(Treculia africana)

A tree of African breadnut

Family: Moraceae

Other names: Wild jackfruit, African-boxwood

African breadfruit, as indicated by its name is a native of Africa.  It grows all over the tropical Africa in counties like Angola, Benin, Cameroon, Central African Republic, Congo, Cote d’Ivoire, Democratic Republic of Congo, Equatorial Guinea, Gabon, Gambia, Guinea-Bissau, Liberia, Madagascar, Malawi, Mozambique, Nigeria, Senegal, Sierra Leone, Sudan, Tanzania, Togo, Uganda and Zambia upto an altitude of 1500 m.

It is fruit tree of riverine forests.  This tree is usually found near streams or in swampy areas in forests


An evergreen tree 10-30 (max. 50) with a dense spreading crown and fluted trunk;  bark grey, smooth and thick; when cut, exuding white latex which later turns rusty-red.

Leaves and fruits of African breadnut

Leaves simple, alternate, very large, about 30 (max. 50) x 14 (max. 20) cm, dark green, smooth above, tough, paler below with some hairs on the 10-18 pairs of clear veins; tip pointed; a short stalk to 1.5 cm; young leaves red or yellow.

Flower head brown-yellow, rounded, 2.5-10 cm across, male and female usually separate, growing beside leaves (axillary) or on older wood down the trunk.

Fruit compound, rounded, very large, on the trunk or main branches, containing many orange seeds, about 1 cm, buried in spongy pulp of the fruit; outer surface covered with rough pointed outgrowths, upto 40 cm in diameter, 8-14 kg.


Young fruits are cooked as a vegetable. 

The seeds from mature fruits are extracted after macerating the fruit in water and then ground to a meal, known as breadfruit flour.  This flour is used to produce a variety of baked foods.

A non-alcoholic beverage, almond milk, is prepared from powdered seeds, which is recommended as a breakfast drink in Nigeria.

A man with a fruit of African breadfruit

Dried seeds are fried or roasted and eaten as a snack.  An edible oil can be extracted from them.

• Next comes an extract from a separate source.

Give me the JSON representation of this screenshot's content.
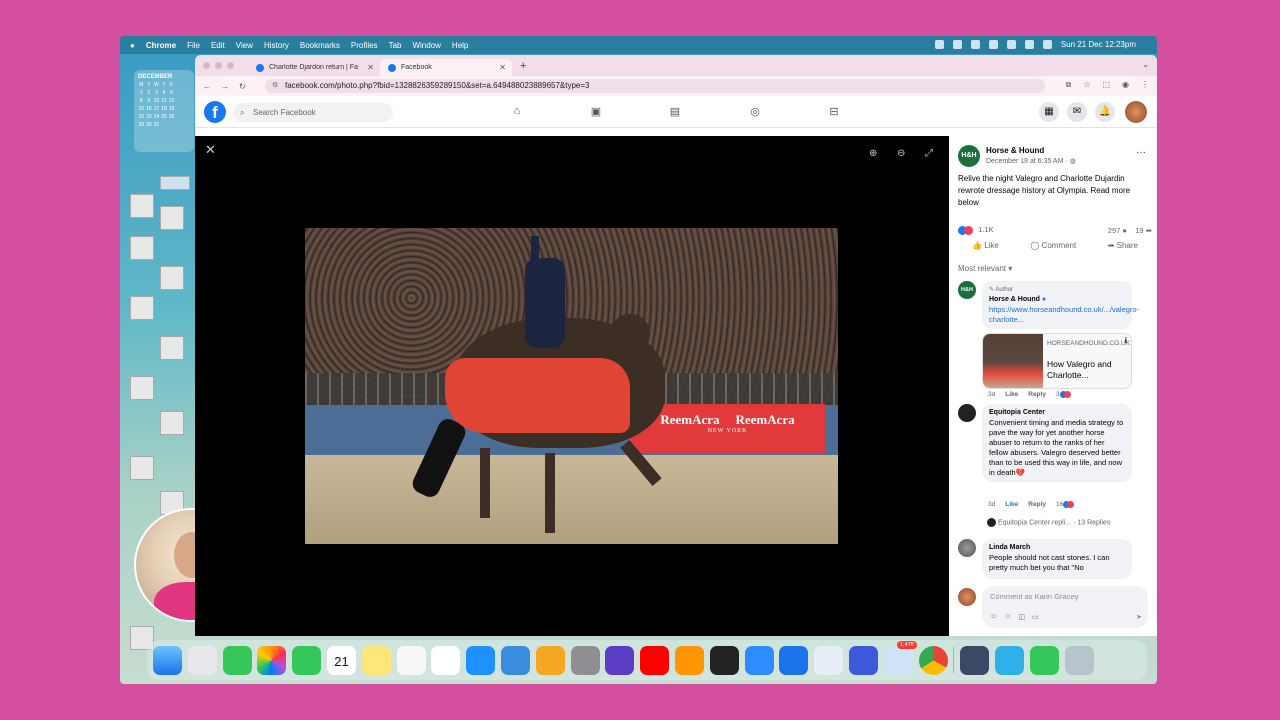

The grains have an excellent polyvalent dietetic value; the biological value of its proteins exceeds even that of soybeans. The flour can be made into bread, pasta, table oil, margarine and baby food.

The fruit-head pulp and bran, which contain 9.4% and 5.7% protein, respectively, can be used in livestock feed.

Leaves are used for fodder in Tanzania.

The wood is used for timber, for making charcoal and also as fuel.


It is not very light demanding and will grow in a wide variety of soils and climatic conditions. It will thrive in most tropical and subtropical regions.

African breadnut seeds

            Propagation is by seed.  The seeds can even be planted in situ.  It can also be propagated through budding, cuttings and shield grafting. Cuttings of this fruit also root easily.  It is a fairly fast growing tree.

The budded trees come into bearing in 2-4 years.  Seedlings take much longer. Under strict tropical climate, the trees keep bearing through out the year.